Lattice initial segments of the hyperdegrees

TL;DR

This paper proves that every countable distributive lattice can be embedded as an initial segment of the hyperdegrees, establishing a deep connection between lattice theory and hyperarithmetic degrees with implications for decidability.

Contribution

It introduces a new lattice representation theorem and forcing method to embed countable lattices into the hyperdegrees, confirming a conjecture of Sacks.

Findings

Every countable distributive lattice is isomorphic to an initial segment of the hyperdegrees.

The two quantifier theory of the hyperdegrees is decidable.

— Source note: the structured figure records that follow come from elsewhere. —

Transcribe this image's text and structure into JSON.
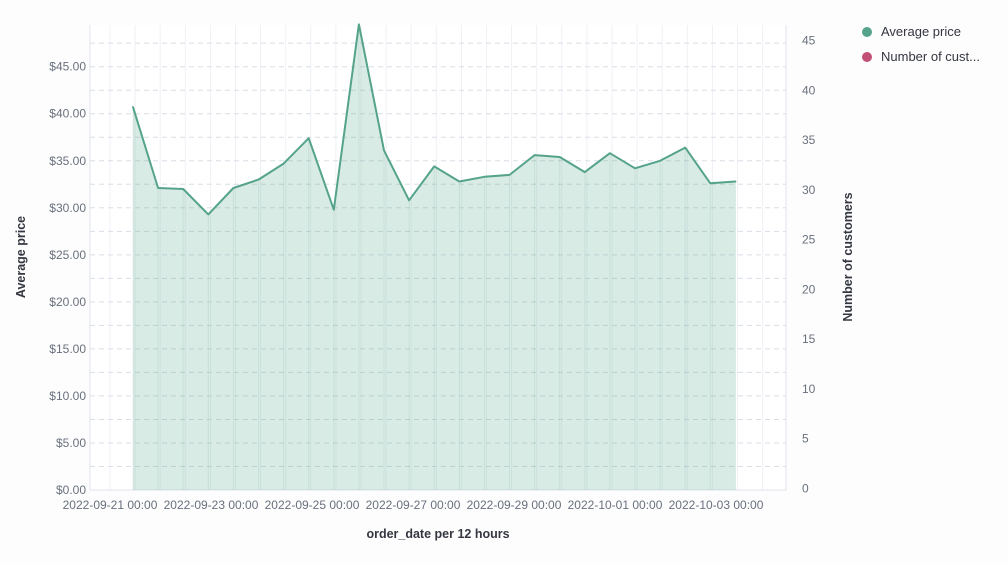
{
  "legend": {
    "position": "top-right",
    "items": [
      {
        "label": "Average price",
        "color": "#54a38a",
        "shape": "dot"
      },
      {
        "label": "Number of cust...",
        "color": "#c14f76",
        "shape": "dot"
      }
    ]
  },
  "chart_data": {
    "type": "area",
    "title": "",
    "xlabel": "order_date per 12 hours",
    "ylabel_left": "Average price",
    "ylabel_right": "Number of customers",
    "x": [
      "2022-09-21 12:00",
      "2022-09-22 00:00",
      "2022-09-22 12:00",
      "2022-09-23 00:00",
      "2022-09-23 12:00",
      "2022-09-24 00:00",
      "2022-09-24 12:00",
      "2022-09-25 00:00",
      "2022-09-25 12:00",
      "2022-09-26 00:00",
      "2022-09-26 12:00",
      "2022-09-27 00:00",
      "2022-09-27 12:00",
      "2022-09-28 00:00",
      "2022-09-28 12:00",
      "2022-09-29 00:00",
      "2022-09-29 12:00",
      "2022-09-30 00:00",
      "2022-09-30 12:00",
      "2022-10-01 00:00",
      "2022-10-01 12:00",
      "2022-10-02 00:00",
      "2022-10-02 12:00",
      "2022-10-03 00:00",
      "2022-10-03 12:00"
    ],
    "series": [
      {
        "name": "Average price",
        "axis": "left",
        "color": "#54a38a",
        "fill": "rgba(84,163,138,0.22)",
        "values": [
          40.7,
          32.1,
          32.0,
          29.3,
          32.1,
          33.0,
          34.7,
          37.4,
          29.8,
          49.5,
          36.1,
          30.8,
          34.4,
          32.8,
          33.3,
          33.5,
          35.6,
          35.4,
          33.8,
          35.8,
          34.2,
          35.0,
          36.4,
          32.6,
          32.8
        ]
      }
    ],
    "y_left_ticks": [
      "$0.00",
      "$5.00",
      "$10.00",
      "$15.00",
      "$20.00",
      "$25.00",
      "$30.00",
      "$35.00",
      "$40.00",
      "$45.00"
    ],
    "y_left_tick_values": [
      0,
      5,
      10,
      15,
      20,
      25,
      30,
      35,
      40,
      45
    ],
    "y_right_ticks": [
      "0",
      "5",
      "10",
      "15",
      "20",
      "25",
      "30",
      "35",
      "40",
      "45"
    ],
    "y_right_tick_values": [
      0,
      5,
      10,
      15,
      20,
      25,
      30,
      35,
      40,
      45
    ],
    "x_ticks": [
      "2022-09-21 00:00",
      "2022-09-23 00:00",
      "2022-09-25 00:00",
      "2022-09-27 00:00",
      "2022-09-29 00:00",
      "2022-10-01 00:00",
      "2022-10-03 00:00"
    ],
    "ylim_left": [
      0,
      49.5
    ],
    "ylim_right": [
      0,
      46.5
    ],
    "grid": {
      "horizontal": "dashed",
      "horizontal_step": 2.5,
      "vertical": "solid",
      "vertical_step_hours": 12
    },
    "colors": {
      "tick_label": "#69707d",
      "axis_title": "#343741",
      "grid_dashed": "#d9dee7",
      "grid_vertical": "#f0f1f4",
      "plot_border": "#e0e4eb",
      "plot_background": "#ffffff"
    }
  }
}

The three quantifier theory of the hyperdegrees is undecidable.

Abstract

We affirm a conjecture of Sacks [1972] by showing that every countable distributive lattice is isomorphic to an initial segment of the hyperdegrees, $\mathcal{D}_{h}$. In fact, we prove that every sublattice of any hyperarithmetic lattice (and so, in particular, every countable locally finite lattice) is isomorphic to an initial segment of $\mathcal{D}_{h}$. Corollaries include the decidability of the two quantifier theory of $% \mathcal{D}_{h}$ and the undecidability of its three quantifier theory. The key tool in the proof is a new lattice representation theorem that provides a notion of forcing for which we can prove a version of the fusion lemma in the hyperarithmetic setting and so the preservation of $\omega _{1}^{CK}$. Somewhat surprisingly, the set theoretic analog of this forcing does not preserve $\omega _{1}$. On the other hand, we construct countable lattices that are not isomorphic to an initial segment of $\mathcal{D}_{h}$.